The following are ways that we can get a look at the data we are interested in:
data(women)
attach(women)
head(women) #shows the top of the data
## height weight
## 1 58 115
## 2 59 117
## 3 60 120
## 4 61 123
## 5 62 126
## 6 63 129
summary(women) #summarizes the data
## height weight
## Min. :58.0 Min. :115.0
## 1st Qu.:61.5 1st Qu.:124.5
## Median :65.0 Median :135.0
## Mean :65.0 Mean :136.7
## 3rd Qu.:68.5 3rd Qu.:148.0
## Max. :72.0 Max. :164.0
names(women) #shows the names of the variables in the data
## [1] "height" "weight"
str(women) #combo of head and summary of data
## 'data.frame': 15 obs. of 2 variables:
## $ height: num 58 59 60 61 62 63 64 65 66 67 ...
## $ weight: num 115 117 120 123 126 129 132 135 139 142 ...

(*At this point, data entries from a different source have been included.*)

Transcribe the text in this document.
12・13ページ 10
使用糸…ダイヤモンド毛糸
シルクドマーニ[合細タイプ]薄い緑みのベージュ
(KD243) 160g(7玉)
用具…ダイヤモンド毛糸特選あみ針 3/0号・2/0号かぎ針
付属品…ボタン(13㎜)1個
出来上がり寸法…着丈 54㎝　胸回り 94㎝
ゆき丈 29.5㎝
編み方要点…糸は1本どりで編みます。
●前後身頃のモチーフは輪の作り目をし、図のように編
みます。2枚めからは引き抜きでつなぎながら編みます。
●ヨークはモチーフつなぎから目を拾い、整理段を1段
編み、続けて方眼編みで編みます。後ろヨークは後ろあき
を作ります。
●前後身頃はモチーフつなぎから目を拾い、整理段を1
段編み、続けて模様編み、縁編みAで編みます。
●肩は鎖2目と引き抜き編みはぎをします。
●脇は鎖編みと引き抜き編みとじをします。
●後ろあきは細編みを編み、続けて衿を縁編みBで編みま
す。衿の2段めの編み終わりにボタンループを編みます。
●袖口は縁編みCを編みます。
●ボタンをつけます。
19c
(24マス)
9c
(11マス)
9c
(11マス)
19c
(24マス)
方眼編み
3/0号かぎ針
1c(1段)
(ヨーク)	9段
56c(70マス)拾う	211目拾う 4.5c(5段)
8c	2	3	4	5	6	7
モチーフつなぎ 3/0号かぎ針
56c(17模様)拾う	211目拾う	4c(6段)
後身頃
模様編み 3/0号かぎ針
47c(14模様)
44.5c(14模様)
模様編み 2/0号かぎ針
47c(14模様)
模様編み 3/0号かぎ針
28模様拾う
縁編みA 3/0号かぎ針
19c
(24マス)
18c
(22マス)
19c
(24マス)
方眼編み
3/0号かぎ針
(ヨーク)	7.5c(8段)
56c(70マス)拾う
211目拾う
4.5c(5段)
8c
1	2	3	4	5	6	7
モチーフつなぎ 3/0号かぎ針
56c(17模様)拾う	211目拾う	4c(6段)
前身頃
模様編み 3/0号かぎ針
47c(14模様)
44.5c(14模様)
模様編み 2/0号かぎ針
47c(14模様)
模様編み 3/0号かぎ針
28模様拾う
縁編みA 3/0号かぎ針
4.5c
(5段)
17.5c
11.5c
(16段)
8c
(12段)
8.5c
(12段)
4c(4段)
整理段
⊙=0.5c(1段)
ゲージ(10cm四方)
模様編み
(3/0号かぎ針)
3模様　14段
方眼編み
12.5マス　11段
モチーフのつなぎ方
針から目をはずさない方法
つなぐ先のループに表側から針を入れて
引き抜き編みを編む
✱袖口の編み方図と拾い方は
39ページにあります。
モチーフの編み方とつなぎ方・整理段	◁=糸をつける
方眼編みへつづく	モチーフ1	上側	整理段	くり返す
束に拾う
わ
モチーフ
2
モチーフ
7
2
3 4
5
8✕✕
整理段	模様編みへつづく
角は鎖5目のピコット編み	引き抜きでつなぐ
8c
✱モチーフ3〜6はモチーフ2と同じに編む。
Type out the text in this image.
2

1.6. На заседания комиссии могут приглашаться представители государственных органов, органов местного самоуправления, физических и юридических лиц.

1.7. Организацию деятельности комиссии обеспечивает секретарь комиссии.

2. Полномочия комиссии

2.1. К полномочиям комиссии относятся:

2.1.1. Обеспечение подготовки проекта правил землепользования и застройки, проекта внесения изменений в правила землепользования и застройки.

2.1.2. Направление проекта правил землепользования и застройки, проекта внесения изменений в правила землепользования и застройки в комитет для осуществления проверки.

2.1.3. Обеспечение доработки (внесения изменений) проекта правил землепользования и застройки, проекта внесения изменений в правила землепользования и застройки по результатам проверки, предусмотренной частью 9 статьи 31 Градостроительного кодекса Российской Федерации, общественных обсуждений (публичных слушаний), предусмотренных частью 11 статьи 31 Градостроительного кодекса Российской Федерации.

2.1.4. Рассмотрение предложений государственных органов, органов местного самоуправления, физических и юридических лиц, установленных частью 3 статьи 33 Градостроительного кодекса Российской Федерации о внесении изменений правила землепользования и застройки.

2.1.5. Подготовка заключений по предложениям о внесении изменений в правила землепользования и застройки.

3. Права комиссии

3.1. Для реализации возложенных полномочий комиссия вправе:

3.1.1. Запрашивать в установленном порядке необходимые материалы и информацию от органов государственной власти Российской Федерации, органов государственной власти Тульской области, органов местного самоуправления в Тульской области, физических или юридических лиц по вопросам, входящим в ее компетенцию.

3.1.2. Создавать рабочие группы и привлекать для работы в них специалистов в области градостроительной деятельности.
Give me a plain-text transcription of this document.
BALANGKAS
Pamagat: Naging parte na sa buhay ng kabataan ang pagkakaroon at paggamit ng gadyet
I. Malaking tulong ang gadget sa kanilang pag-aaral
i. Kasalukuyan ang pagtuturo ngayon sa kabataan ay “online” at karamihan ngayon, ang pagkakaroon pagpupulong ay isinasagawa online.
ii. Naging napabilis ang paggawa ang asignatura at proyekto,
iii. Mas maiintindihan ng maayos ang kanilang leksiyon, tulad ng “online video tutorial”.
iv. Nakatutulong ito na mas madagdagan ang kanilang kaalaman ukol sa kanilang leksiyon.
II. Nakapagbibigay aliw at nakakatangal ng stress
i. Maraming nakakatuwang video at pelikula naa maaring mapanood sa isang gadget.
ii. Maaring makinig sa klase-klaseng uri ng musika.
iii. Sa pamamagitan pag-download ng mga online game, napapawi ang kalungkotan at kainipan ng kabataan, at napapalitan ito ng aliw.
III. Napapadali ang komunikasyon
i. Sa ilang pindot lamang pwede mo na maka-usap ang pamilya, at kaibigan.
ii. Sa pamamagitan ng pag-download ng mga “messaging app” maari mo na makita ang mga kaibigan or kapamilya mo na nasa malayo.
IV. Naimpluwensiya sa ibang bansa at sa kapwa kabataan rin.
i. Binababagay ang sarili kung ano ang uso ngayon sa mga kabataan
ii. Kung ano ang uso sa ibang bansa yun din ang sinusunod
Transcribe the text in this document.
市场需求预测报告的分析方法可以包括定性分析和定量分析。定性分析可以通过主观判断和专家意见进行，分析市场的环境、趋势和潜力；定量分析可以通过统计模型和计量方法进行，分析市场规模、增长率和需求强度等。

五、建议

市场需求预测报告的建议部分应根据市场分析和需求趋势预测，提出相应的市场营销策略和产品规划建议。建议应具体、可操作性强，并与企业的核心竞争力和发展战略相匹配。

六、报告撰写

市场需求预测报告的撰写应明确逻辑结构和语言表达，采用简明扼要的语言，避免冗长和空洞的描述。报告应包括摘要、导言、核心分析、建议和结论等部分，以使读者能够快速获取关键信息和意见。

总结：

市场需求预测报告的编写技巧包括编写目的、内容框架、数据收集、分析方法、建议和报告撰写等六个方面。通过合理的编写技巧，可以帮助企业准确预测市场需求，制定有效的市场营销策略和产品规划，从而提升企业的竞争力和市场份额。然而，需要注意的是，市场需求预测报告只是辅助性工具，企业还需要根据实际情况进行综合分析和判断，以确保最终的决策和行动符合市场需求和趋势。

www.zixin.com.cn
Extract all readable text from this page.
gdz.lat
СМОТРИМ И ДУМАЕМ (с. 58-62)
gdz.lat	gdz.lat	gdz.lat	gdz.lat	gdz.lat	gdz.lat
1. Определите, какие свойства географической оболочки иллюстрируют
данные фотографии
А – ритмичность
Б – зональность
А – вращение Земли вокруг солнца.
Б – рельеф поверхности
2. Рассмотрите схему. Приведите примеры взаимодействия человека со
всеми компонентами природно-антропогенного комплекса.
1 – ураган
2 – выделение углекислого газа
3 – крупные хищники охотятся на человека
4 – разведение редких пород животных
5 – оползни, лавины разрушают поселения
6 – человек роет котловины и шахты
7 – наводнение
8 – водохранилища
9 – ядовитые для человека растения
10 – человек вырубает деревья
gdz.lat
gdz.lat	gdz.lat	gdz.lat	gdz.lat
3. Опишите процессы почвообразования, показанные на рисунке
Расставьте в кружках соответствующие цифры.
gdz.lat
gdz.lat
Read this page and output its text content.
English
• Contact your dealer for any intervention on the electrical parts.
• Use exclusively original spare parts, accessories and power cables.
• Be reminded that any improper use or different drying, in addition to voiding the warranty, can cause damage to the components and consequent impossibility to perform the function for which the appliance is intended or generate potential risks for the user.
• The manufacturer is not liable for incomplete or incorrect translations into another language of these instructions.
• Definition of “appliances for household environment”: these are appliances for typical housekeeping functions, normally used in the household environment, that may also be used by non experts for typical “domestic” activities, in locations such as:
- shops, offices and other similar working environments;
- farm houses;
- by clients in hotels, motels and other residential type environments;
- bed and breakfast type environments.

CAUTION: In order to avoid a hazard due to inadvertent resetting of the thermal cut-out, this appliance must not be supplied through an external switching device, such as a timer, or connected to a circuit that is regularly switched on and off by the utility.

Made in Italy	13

We now create the linear model of our data with height as the explanatory variable and weight as the response:
mymod <- lm(weight ~ height)
mymod
##
## Call:
## lm(formula = weight ~ height)
##
## Coefficients:
## (Intercept) height
## -87.52 3.45
The following plots the data with height as the explanatory variable and weight as the response variable, and we then add the regression line to the plot:
plot(height, weight, ylab = "Weight in Pounds", xlab = "Height in Inches", main = "Women's Height vs. Weight")
abline(-87.52, 3.45)
And print out the intercept and slope of the regression line:
coef(mymod)
## (Intercept) height
## -87.51667 3.45000
We now create a histogram of the residuals of the data:
myresids <- mymod$residuals
hist(myresids)
And compare the data to a straight line (this data pretty closely follows a straight line, meaning the residuals are close to normally distrubuted)
qqnorm(myresids)
qqline(myresids)
We now plot the residuals against the height information to check for equal variance:
plot(mymod$residuals ~ height)
abline(0,0)
And finally we can print out a summary of various information, including the mean squared error:
summary(mymod)
##
## Call:
## lm(formula = weight ~ height)
##
## Residuals:
## Min 1Q Median 3Q Max
## -1.7333 -1.1333 -0.3833 0.7417 3.1167
##
## Coefficients:
## Estimate Std. Error t value Pr(>|t|)
## (Intercept) -87.51667 5.93694 -14.74 1.71e-09 ***
## height 3.45000 0.09114 37.85 1.09e-14 ***
## ---
## Signif. codes: 0 '***' 0.001 '**' 0.01 '*' 0.05 '.' 0.1 ' ' 1
##
## Residual standard error: 1.525 on 13 degrees of freedom
## Multiple R-squared: 0.991, Adjusted R-squared: 0.9903
## F-statistic: 1433 on 1 and 13 DF, p-value: 1.091e-14
Note that the echo = FALSE
parameter was added to the code chunk to prevent printing of the R code that generated the plot.